Somente na década de sessenta, ainda na gestão do prefeito Antônio Almeida (1959-1964), é que foi construído a parte de engenharia do canal. Este trecho, da lagoa até a avenida Barão do Rio Branco, foi construído de 1962 a 1964, quando foi inaugurado. A utilidade inicial do canal, assim como o antigo, era equilibrar a vazão das águas da lagoa, porém ao longo dos anos ele também serviu para escoar o esgoto clandestino rumo ao rio e depois ao mar.

De lá para cá, ele foi esquecido e negligenciado de todas as formas. Todos os esgotos das casas próximas foram (e alguns ainda são), anos e anos, despejados neste canal. Todo o tipo de entulho foi sendo encontrado no seu leito.
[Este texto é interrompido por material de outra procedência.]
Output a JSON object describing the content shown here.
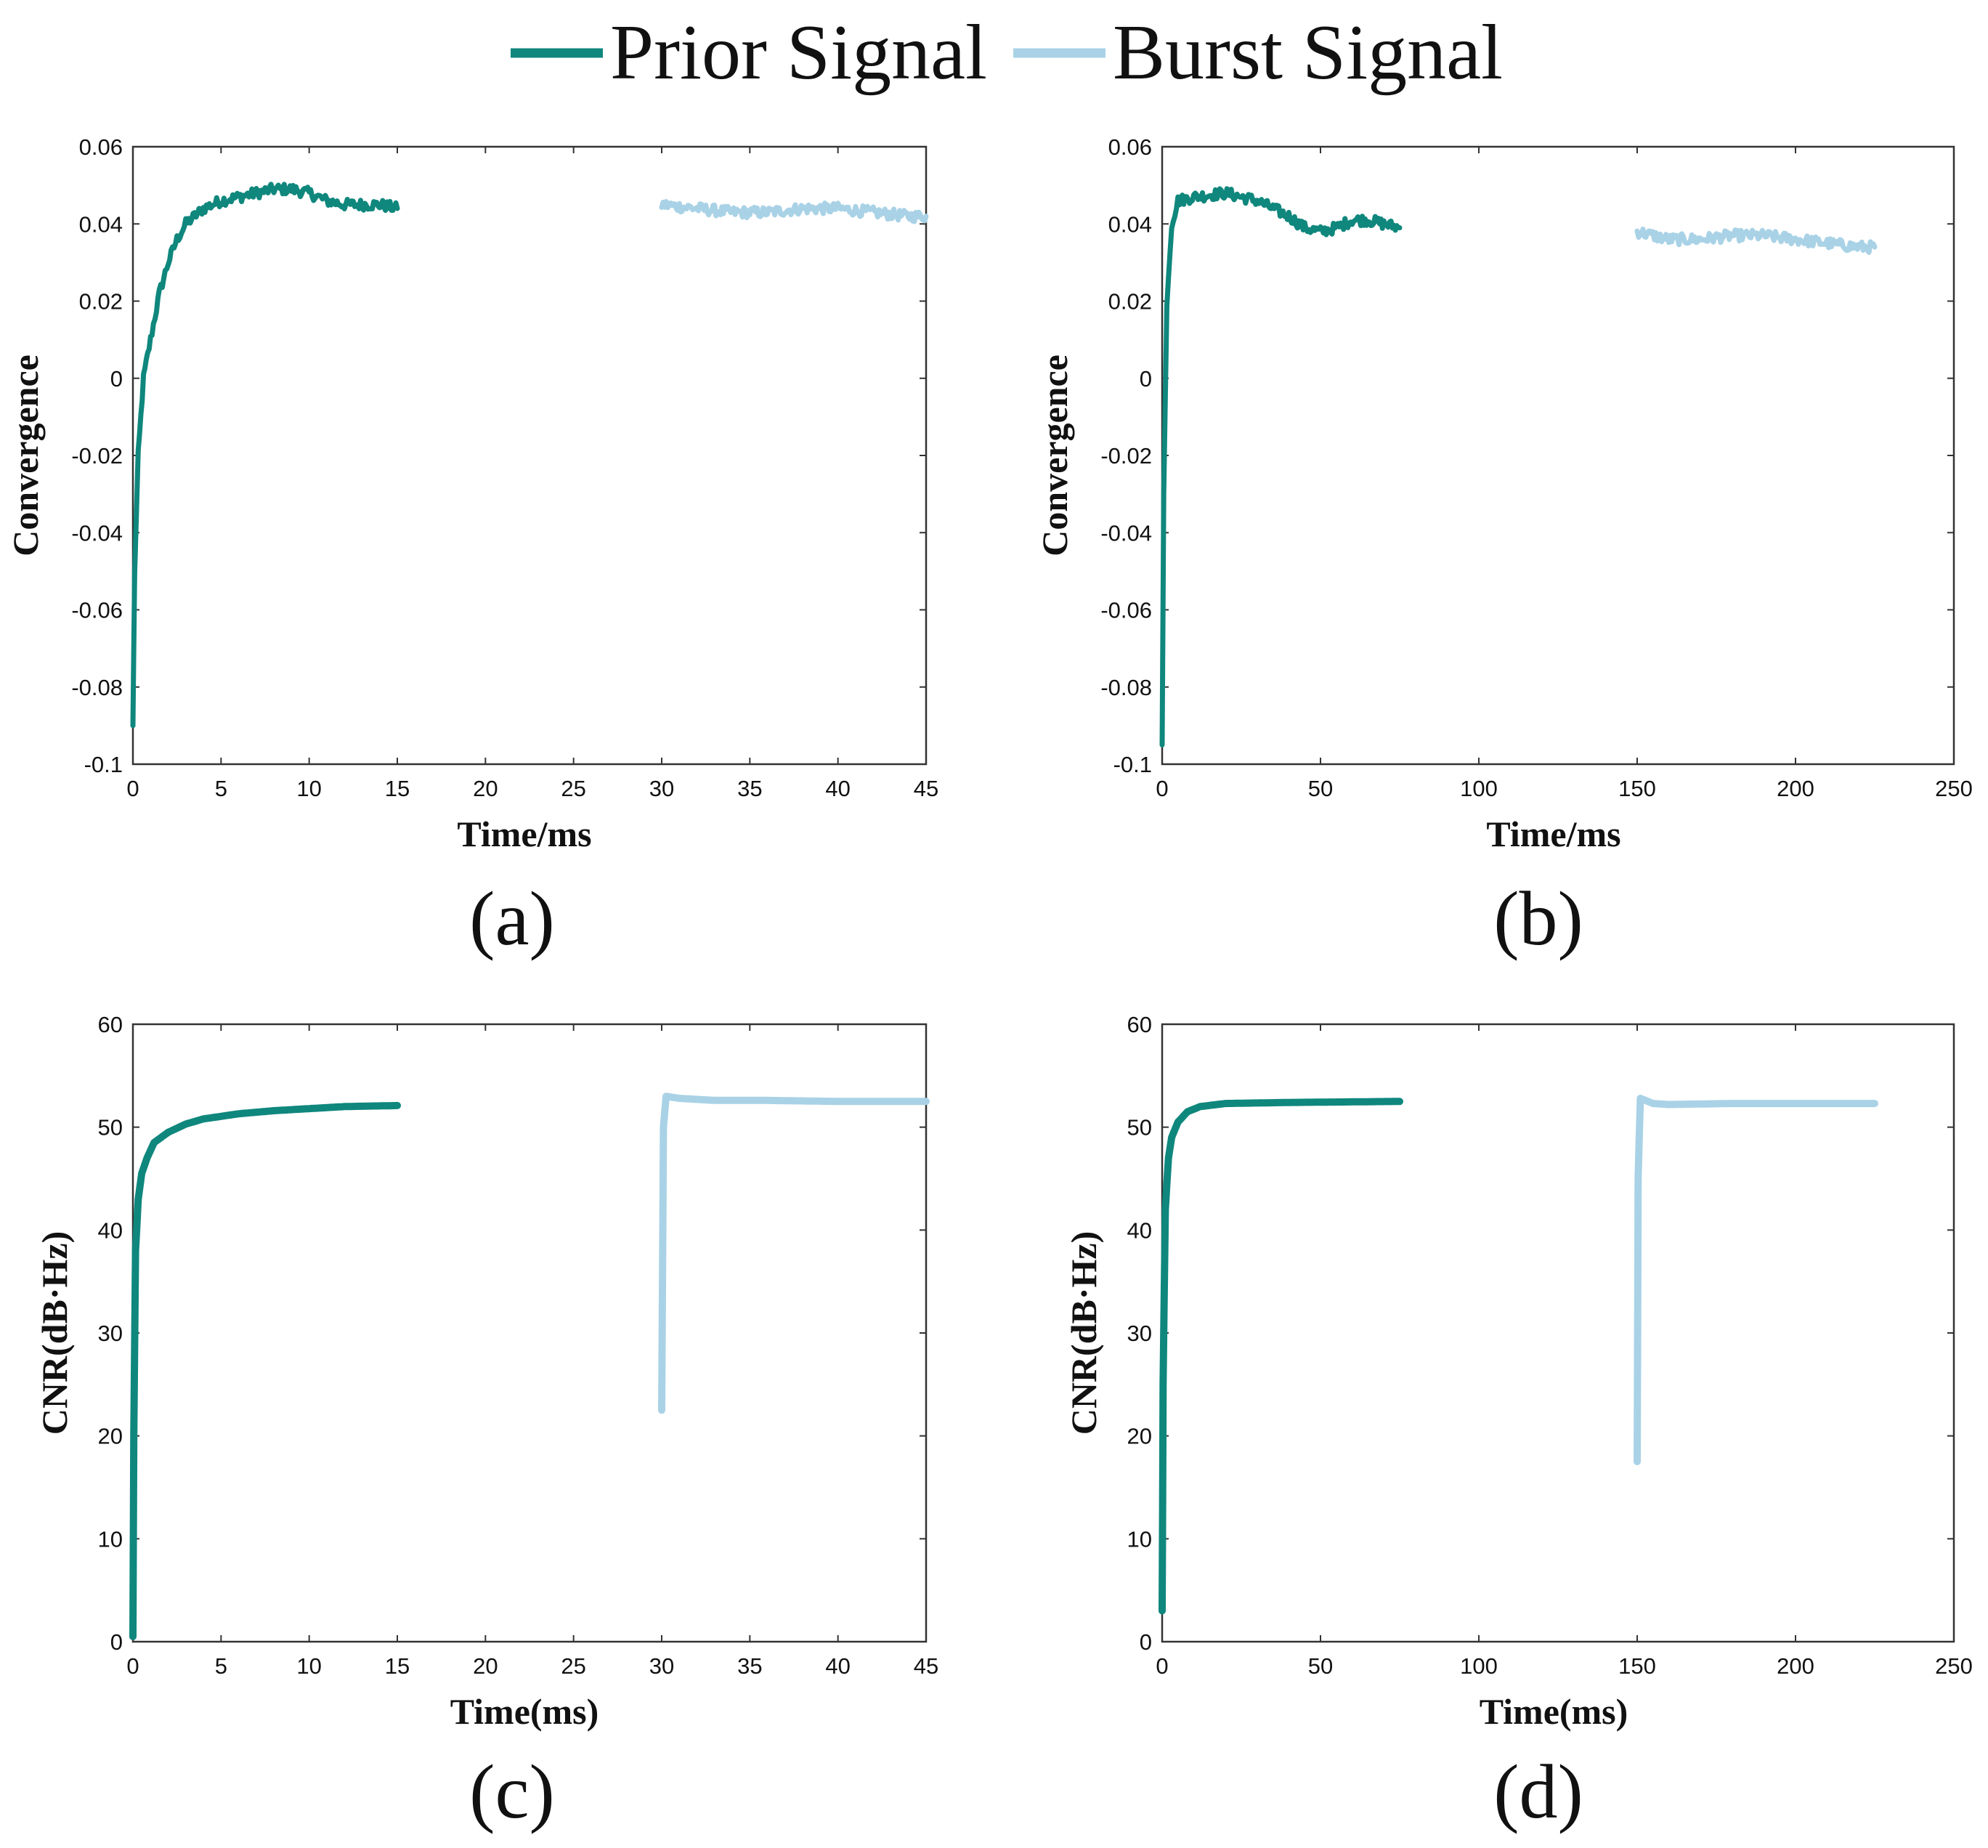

Até árvore, eu vi nascer e crescer dentro dele.

Apesar de ignorado, o “Valão”, às vezes grita da forma que consegue. Transbordando ou desbarrancando, ele chama a atenção das autoridades e dos moradores: Olha eu estou aqui, não vão me ajudar?

A parte que não foi edificada, da avenida até o rio, está em pior estado. Não que o resto esteja bom, mas porque esta precisa de um olhar mais apurado. Suas margens estão se desfazendo, caindo no leito e derrubando as árvores que ali estão. Esta parte do “Valão”, embora margeie a Câmara de Vereadores da cidade, não é notada por eles. Quem sabe agora, com “vassouras novas”, ele possa ser visto e ajudado de alguma forma. Mas não adianta tapá-lo, isso só esconderia a sujeira para “baixo do tapete”, tem que ser feita uma nova destinação e uma nova significação ao “Valão”. Paisagismo, limpeza, fechamento dos esgotos clandestinos que ainda possam existir, e entregá-lo de volta a todos os moradores, quem sabe com uma bela calçada em suas margens, sem tapá-lo totalmente (ele também precisa respirar).

Certamente não faltarão belos projetos que possam incluí-lo novamente na paisagem e na vida torrense, assim espero!

Curiosidades

● Em 1860 a lagoa ainda sem nome, aparece novamente em um mapa do topógrafo francês Charles Démoly, grafada como Lagoa das Torres e já aparecia o canal como um escoadouro que se unia ao rio Mampituba.

● Alfredo Varela, em 1897 também relata a existência do canal que ligava a lagoa ao rio: “...a lagoa das Torres, junto a vila deste nome; pequena, mas funda, manda o excesso das águas ao Mampituba, por estreito canal.”

● A avenida do Riacho, é oficialmente avenida Auguste de Saint-Hilaire, botânico e naturalista francês que descreveu em 1820 a lagoa do violão, ele empresta seu nome a todo o trajeto do canal “Valão”.

● S.N.M (Serviço Nacional da Malária) e D.N.O.S. (Departamento Nacional de Obras e Saneamento) através do escoamento das várias pequenas lagoas resultantes do grande banhado, é que fixaram as margens da lagoa resultando no formato do violão. O D.N.O.S. foi responsável pela construção do canal em 1940/50.

● A lagoa só recebeu o nome “do Violão” por volta de 1940.